NAM to cut gas production substantially following Groningen earthquake
The Dutch oil and gas company NAM, which is in charge of developing the country’s natural gas reserves, has advised economic affairs minister Eric Wiebes to cut back gas production substantially in the vulnerable Groningen field in the northern Netherlands.
This is the first time that the NAM has so explicitly advised a reduction in gas production, the Financieele Dagblad said on Thursday. Most of the profit from gas extraction goes to the treasury.
The move follows Monday’s earthquake, which registered 3.4 on the Richter scale. This was the second-strongest earthquake recorded above the Groningen gas fields and the biggest in five years.
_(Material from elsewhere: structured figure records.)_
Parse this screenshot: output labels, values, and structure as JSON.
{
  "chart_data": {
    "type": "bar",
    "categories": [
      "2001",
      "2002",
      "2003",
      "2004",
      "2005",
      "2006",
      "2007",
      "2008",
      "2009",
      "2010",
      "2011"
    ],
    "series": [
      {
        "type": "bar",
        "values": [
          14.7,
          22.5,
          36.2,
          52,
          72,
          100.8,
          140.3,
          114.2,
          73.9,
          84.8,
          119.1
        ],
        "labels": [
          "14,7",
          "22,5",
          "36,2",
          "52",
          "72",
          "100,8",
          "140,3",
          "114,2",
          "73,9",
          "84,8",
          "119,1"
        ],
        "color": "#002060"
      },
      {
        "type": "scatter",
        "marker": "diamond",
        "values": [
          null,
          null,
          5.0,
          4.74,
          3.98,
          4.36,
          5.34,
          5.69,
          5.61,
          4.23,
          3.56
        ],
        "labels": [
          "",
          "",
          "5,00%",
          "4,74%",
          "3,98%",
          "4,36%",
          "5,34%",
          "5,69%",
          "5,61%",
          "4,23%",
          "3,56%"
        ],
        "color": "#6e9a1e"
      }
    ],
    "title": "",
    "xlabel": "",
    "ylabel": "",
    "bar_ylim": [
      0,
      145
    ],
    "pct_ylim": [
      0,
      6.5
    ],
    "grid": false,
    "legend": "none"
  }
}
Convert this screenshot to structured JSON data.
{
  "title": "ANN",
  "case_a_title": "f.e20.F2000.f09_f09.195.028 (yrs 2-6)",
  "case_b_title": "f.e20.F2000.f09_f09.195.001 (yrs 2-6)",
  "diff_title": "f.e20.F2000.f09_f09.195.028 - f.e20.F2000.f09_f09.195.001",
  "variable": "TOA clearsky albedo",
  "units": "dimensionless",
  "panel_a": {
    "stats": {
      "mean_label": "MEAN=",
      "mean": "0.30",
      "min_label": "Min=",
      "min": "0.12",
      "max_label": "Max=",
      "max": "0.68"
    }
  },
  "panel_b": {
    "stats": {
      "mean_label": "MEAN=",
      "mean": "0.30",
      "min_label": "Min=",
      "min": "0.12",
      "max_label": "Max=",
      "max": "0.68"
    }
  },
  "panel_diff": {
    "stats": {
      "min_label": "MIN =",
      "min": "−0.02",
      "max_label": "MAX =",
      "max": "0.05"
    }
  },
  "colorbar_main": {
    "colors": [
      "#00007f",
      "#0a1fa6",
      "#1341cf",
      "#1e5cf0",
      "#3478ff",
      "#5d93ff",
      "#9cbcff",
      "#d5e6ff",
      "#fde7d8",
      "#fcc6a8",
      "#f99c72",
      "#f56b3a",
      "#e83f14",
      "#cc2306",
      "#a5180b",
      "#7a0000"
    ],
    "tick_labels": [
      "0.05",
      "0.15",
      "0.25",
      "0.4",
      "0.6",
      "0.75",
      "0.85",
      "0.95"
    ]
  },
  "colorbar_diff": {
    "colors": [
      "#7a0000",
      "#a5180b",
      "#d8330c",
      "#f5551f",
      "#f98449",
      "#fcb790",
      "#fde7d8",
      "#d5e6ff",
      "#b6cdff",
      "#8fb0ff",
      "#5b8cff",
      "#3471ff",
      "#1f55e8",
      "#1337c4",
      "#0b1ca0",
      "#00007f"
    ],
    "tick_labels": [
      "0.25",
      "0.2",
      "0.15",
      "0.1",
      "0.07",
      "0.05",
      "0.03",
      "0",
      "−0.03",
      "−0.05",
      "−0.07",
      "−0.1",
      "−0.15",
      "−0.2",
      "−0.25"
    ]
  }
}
Production has been reduced sharply over the past five years following government intervention because of the earthquakes. In 2013, production from the Groningen field was 54 billion cubic metres and this is set to fall to 21.6 billion cubic metres this year.
However, locals are pressing for bigger cuts and have taken their campaign to court.
NAM did not make any recommendations about how much further to slash production – a decision which will now be taken by the mining inspectorate and ministry officials, the FD said.
Thousands of homes have been damaged by the quakes to date and the bill for repairs is mounting.
Wiebes told villagers in Zeerijp, the epicentre of the most recent quake, on Wednesday that damages claims should be handled more quickly. ‘We’ve been talking for far too long and we have to take some decisions,’ he said. ‘Even I am now impatient.’
Shell and Esso jointly set up NAM in 1947 and it produced gas from smaller fields until the vast Groningen field was discovered in 1959. The Groningen field is one of the world’s largest gas fields (an estimated 2,800 billion cubic metres).